Both men were arrested after assisting Sali Hafez in holding up a bank on 14 September. Hafez used a toy gun to compel bank staff to release $13,000 of her own funds, which she reportedly needed to pay for her sister’s cancer treatment. Hafez travelled to Istanbul directly after the bank holdup.
Lebanese banks froze savings accounts during the country's 2019 financial crisis and have since maintained strict withdrawal limits – in effect causing millions of Lebanese to lose their savings.
Since the crisis began, over two-thirds of Lebanese have been thrust into poverty and essential services such as electricity and healthcare have been severely degraded.

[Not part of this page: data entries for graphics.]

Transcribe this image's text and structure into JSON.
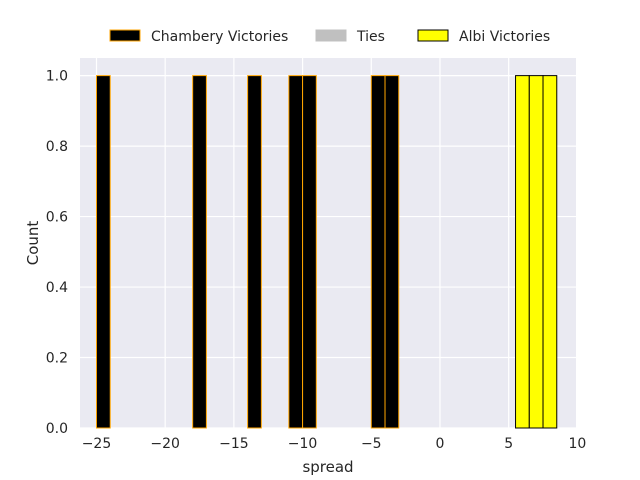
{
  "chart_data": {
    "type": "bar",
    "xlabel": "spread",
    "ylabel": "Count",
    "xlim": [
      -26.2,
      9.9
    ],
    "ylim": [
      0,
      1.05
    ],
    "x_ticks": [
      -25,
      -20,
      -15,
      -10,
      -5,
      0,
      5,
      10
    ],
    "y_ticks": [
      0.0,
      0.2,
      0.4,
      0.6,
      0.8,
      1.0
    ],
    "x_tick_labels": [
      "−25",
      "−20",
      "−15",
      "−10",
      "−5",
      "0",
      "5",
      "10"
    ],
    "y_tick_labels": [
      "0.0",
      "0.2",
      "0.4",
      "0.6",
      "0.8",
      "1.0"
    ],
    "grid": true,
    "legend_position": "top-center",
    "bin_width": 1,
    "series": [
      {
        "name": "Chambery Victories",
        "fill": "#000000",
        "edge": "#ffa500",
        "bins": [
          {
            "start": -25,
            "count": 1
          },
          {
            "start": -18,
            "count": 1
          },
          {
            "start": -14,
            "count": 1
          },
          {
            "start": -11,
            "count": 1
          },
          {
            "start": -10,
            "count": 1
          },
          {
            "start": -5,
            "count": 1
          },
          {
            "start": -4,
            "count": 1
          }
        ]
      },
      {
        "name": "Ties",
        "fill": "#c0c0c0",
        "edge": "#c0c0c0",
        "bins": []
      },
      {
        "name": "Albi Victories",
        "fill": "#ffff00",
        "edge": "#000000",
        "bins": [
          {
            "start": 5.5,
            "count": 1
          },
          {
            "start": 6.5,
            "count": 1
          },
          {
            "start": 7.5,
            "count": 1
          }
        ]
      }
    ]
  }
}
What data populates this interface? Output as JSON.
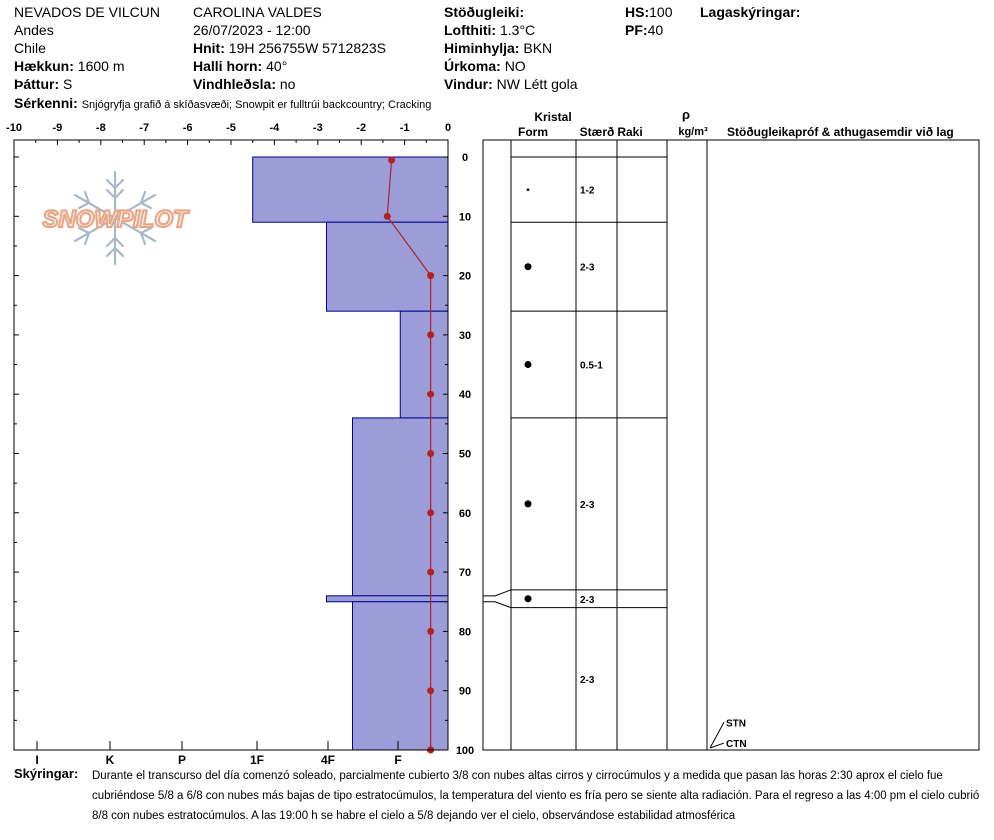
{
  "header": {
    "location": "NEVADOS DE VILCUN",
    "range": "Andes",
    "country": "Chile",
    "elevation_label": "Hækkun:",
    "elevation_value": "1600 m",
    "aspect_label": "Þáttur:",
    "aspect_value": "S",
    "observer": "CAROLINA  VALDES",
    "datetime": "26/07/2023 - 12:00",
    "coords_label": "Hnit:",
    "coords_value": "19H 256755W 5712823S",
    "slope_label": "Halli horn:",
    "slope_value": "40°",
    "wind_loading_label": "Vindhleðsla:",
    "wind_loading_value": "no",
    "stability_label": "Stöðugleiki:",
    "air_temp_label": "Lofthiti:",
    "air_temp_value": "1.3°C",
    "sky_label": "Himinhylja:",
    "sky_value": "BKN",
    "precip_label": "Úrkoma:",
    "precip_value": "NO",
    "wind_label": "Vindur:",
    "wind_value": "NW Létt gola",
    "hs_label": "HS:",
    "hs_value": "100",
    "pf_label": "PF:",
    "pf_value": "40",
    "layer_notes_label": "Lagaskýringar:",
    "features_label": "Sérkenni:",
    "features_value": "Snjógryfja grafið á skíðasvæði;  Snowpit er fulltrúi backcountry;  Cracking"
  },
  "logo_text": "SNOWPILOT",
  "colors": {
    "hardness_fill": "#9c9cd8",
    "hardness_stroke": "#00008b",
    "temp_line": "#b22222",
    "logo_orange": "#e8a888",
    "logo_blue": "#a8b8c8"
  },
  "table_headers": {
    "crystal": "Kristal",
    "form": "Form",
    "size": "Stærð",
    "moisture": "Raki",
    "density_symbol": "ρ",
    "density_unit": "kg/m³",
    "stability_tests": "Stöðugleikapróf & athugasemdir við lag"
  },
  "chart_data": {
    "type": "snow_profile",
    "depth_axis": {
      "ticks": [
        0,
        10,
        20,
        30,
        40,
        50,
        60,
        70,
        80,
        90,
        100
      ],
      "range": [
        0,
        100
      ]
    },
    "temperature_axis": {
      "ticks": [
        "-10",
        "-9",
        "-8",
        "-7",
        "-6",
        "-5",
        "-4",
        "-3",
        "-2",
        "-1",
        "0"
      ],
      "range": [
        -10,
        0
      ]
    },
    "hardness_axis": {
      "labels": [
        "I",
        "K",
        "P",
        "1F",
        "4F",
        "F"
      ]
    },
    "hardness_layers": [
      {
        "top": 0,
        "bottom": 11,
        "temp_equiv": -4.5
      },
      {
        "top": 11,
        "bottom": 26,
        "temp_equiv": -2.8
      },
      {
        "top": 26,
        "bottom": 44,
        "temp_equiv": -1.1
      },
      {
        "top": 44,
        "bottom": 74,
        "temp_equiv": -2.2
      },
      {
        "top": 74,
        "bottom": 75,
        "temp_equiv": -2.8
      },
      {
        "top": 75,
        "bottom": 100,
        "temp_equiv": -2.2
      }
    ],
    "temperature_profile": [
      {
        "depth": 0.5,
        "temp": -1.3
      },
      {
        "depth": 10,
        "temp": -1.4
      },
      {
        "depth": 20,
        "temp": -0.4
      },
      {
        "depth": 30,
        "temp": -0.4
      },
      {
        "depth": 40,
        "temp": -0.4
      },
      {
        "depth": 50,
        "temp": -0.4
      },
      {
        "depth": 60,
        "temp": -0.4
      },
      {
        "depth": 70,
        "temp": -0.4
      },
      {
        "depth": 80,
        "temp": -0.4
      },
      {
        "depth": 90,
        "temp": -0.4
      },
      {
        "depth": 100,
        "temp": -0.4
      }
    ],
    "crystal_rows": [
      {
        "top": 0,
        "bottom": 11,
        "marker_depth": 5.5,
        "form": "small-dot",
        "size": "1-2"
      },
      {
        "top": 11,
        "bottom": 26,
        "marker_depth": 18.5,
        "form": "dot",
        "size": "2-3"
      },
      {
        "top": 26,
        "bottom": 44,
        "marker_depth": 35,
        "form": "dot",
        "size": "0.5-1"
      },
      {
        "top": 44,
        "bottom": 73,
        "marker_depth": 58.5,
        "form": "dot",
        "size": "2-3"
      },
      {
        "top": 73,
        "bottom": 76,
        "marker_depth": 74.5,
        "form": "dot",
        "size": "2-3"
      },
      {
        "top": 76,
        "bottom": 100,
        "marker_depth": 88,
        "form": "",
        "size": "2-3"
      }
    ],
    "stability_tests": [
      {
        "label": "STN",
        "depth": 96
      },
      {
        "label": "CTN",
        "depth": 99.5
      }
    ]
  },
  "notes": {
    "label": "Skýringar:",
    "text": "Durante el transcurso del día comenzó soleado, parcialmente cubierto 3/8 con nubes altas cirros y cirrocúmulos y a medida que pasan las horas 2:30 aprox el cielo fue cubriéndose 5/8 a 6/8 con nubes más bajas de tipo estratocúmulos, la temperatura del viento es fría pero se siente alta radiación. Para el regreso a las 4:00 pm el cielo cubrió 8/8 con nubes estratocúmulos. A las 19:00 h se habre el cielo a 5/8 dejando ver el cielo, observándose estabilidad atmosférica"
  }
}
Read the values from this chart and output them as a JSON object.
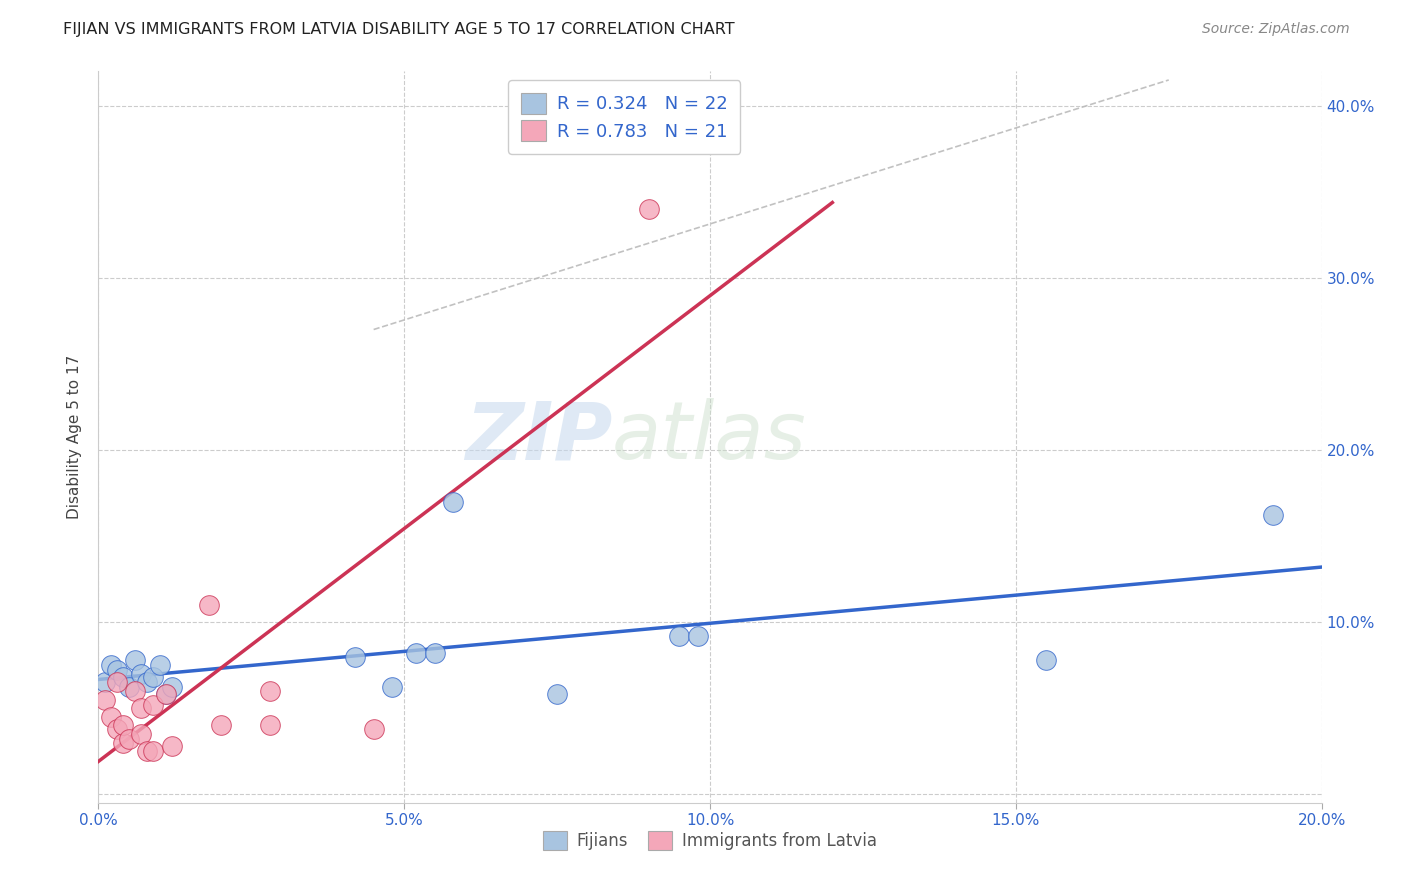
{
  "title": "FIJIAN VS IMMIGRANTS FROM LATVIA DISABILITY AGE 5 TO 17 CORRELATION CHART",
  "source": "Source: ZipAtlas.com",
  "ylabel": "Disability Age 5 to 17",
  "xlim": [
    0.0,
    0.2
  ],
  "ylim": [
    -0.005,
    0.42
  ],
  "xticks": [
    0.0,
    0.05,
    0.1,
    0.15,
    0.2
  ],
  "yticks": [
    0.0,
    0.1,
    0.2,
    0.3,
    0.4
  ],
  "xtick_labels": [
    "0.0%",
    "5.0%",
    "10.0%",
    "15.0%",
    "20.0%"
  ],
  "ytick_labels_right": [
    "",
    "10.0%",
    "20.0%",
    "30.0%",
    "40.0%"
  ],
  "fijian_x": [
    0.001,
    0.002,
    0.003,
    0.004,
    0.005,
    0.006,
    0.007,
    0.008,
    0.009,
    0.01,
    0.011,
    0.012,
    0.042,
    0.048,
    0.052,
    0.055,
    0.058,
    0.075,
    0.095,
    0.098,
    0.155,
    0.192
  ],
  "fijian_y": [
    0.065,
    0.075,
    0.072,
    0.068,
    0.062,
    0.078,
    0.07,
    0.065,
    0.068,
    0.075,
    0.058,
    0.062,
    0.08,
    0.062,
    0.082,
    0.082,
    0.17,
    0.058,
    0.092,
    0.092,
    0.078,
    0.162
  ],
  "latvia_x": [
    0.001,
    0.002,
    0.003,
    0.003,
    0.004,
    0.004,
    0.005,
    0.006,
    0.007,
    0.007,
    0.008,
    0.009,
    0.009,
    0.011,
    0.012,
    0.018,
    0.02,
    0.028,
    0.028,
    0.045,
    0.09
  ],
  "latvia_y": [
    0.055,
    0.045,
    0.038,
    0.065,
    0.03,
    0.04,
    0.032,
    0.06,
    0.05,
    0.035,
    0.025,
    0.025,
    0.052,
    0.058,
    0.028,
    0.11,
    0.04,
    0.06,
    0.04,
    0.038,
    0.34
  ],
  "fijian_color": "#a8c4e0",
  "latvia_color": "#f4a7b9",
  "fijian_line_color": "#3366cc",
  "latvia_line_color": "#cc3355",
  "fijian_R": "0.324",
  "fijian_N": "22",
  "latvia_R": "0.783",
  "latvia_N": "21",
  "legend_label_fijian": "Fijians",
  "legend_label_latvia": "Immigrants from Latvia",
  "watermark_zip": "ZIP",
  "watermark_atlas": "atlas",
  "background_color": "#ffffff",
  "grid_color": "#cccccc"
}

Last week, at least eight banks were held up in separate incidents as depositors tried to get their money back. Though met with popular approval, the Lebanese Interior Ministry urged depositors to rely on legal means to free up their savings while the Association of Banks (ABL) announced a three-day bank closure in protest.
None of those who held up banks besides Zakaria and Rustoom were charged, though ABL promised that it would press charges as a means of deterring future hold-ups.
Demonstrators stood outside the Palace of Justice for three days to protest the detention of the two activists. On Monday, Lebanese authorities beat and arrested protesters, injuring some of them.
One of the protesters, Ali Hamed, was arrested by authorities and taken to a second location, where he was beaten. The beating left him with a broken shoulder, among other injuries.
"They hit me in the head, in the shoulder, they started to threaten us. Every time I spoke, they got annoyed and beat me more. When they finished, they covered our eyes … and we were taken to the hospital," Hamed, the 25-year-old protester told The New Arab.
"We are standing here in support of [Zakaria and Rustoom]. We are standing not just for them, this is an ideological issue. We will stand strong until the end, against the state, against the banks, and against military rule," Hamed said.
Lebanon has not decided on a financial recovery plan which would help recover the deposits frozen since 2019. Various plans have been floated since then, many of which put the bulk of the banking sector’s losses on depositors rather than on banks. However, none of them was formally adopted.
The IMF has urged Lebanon to make financial reforms, including a capital control and banking transparency law, in order to unlock much-needed international financial assistance.
After meeting with IMF officials on Monday, Lebanon’s Minister of Economy said that he hopes these reforms can be adopted before the end of next month if there is "political will."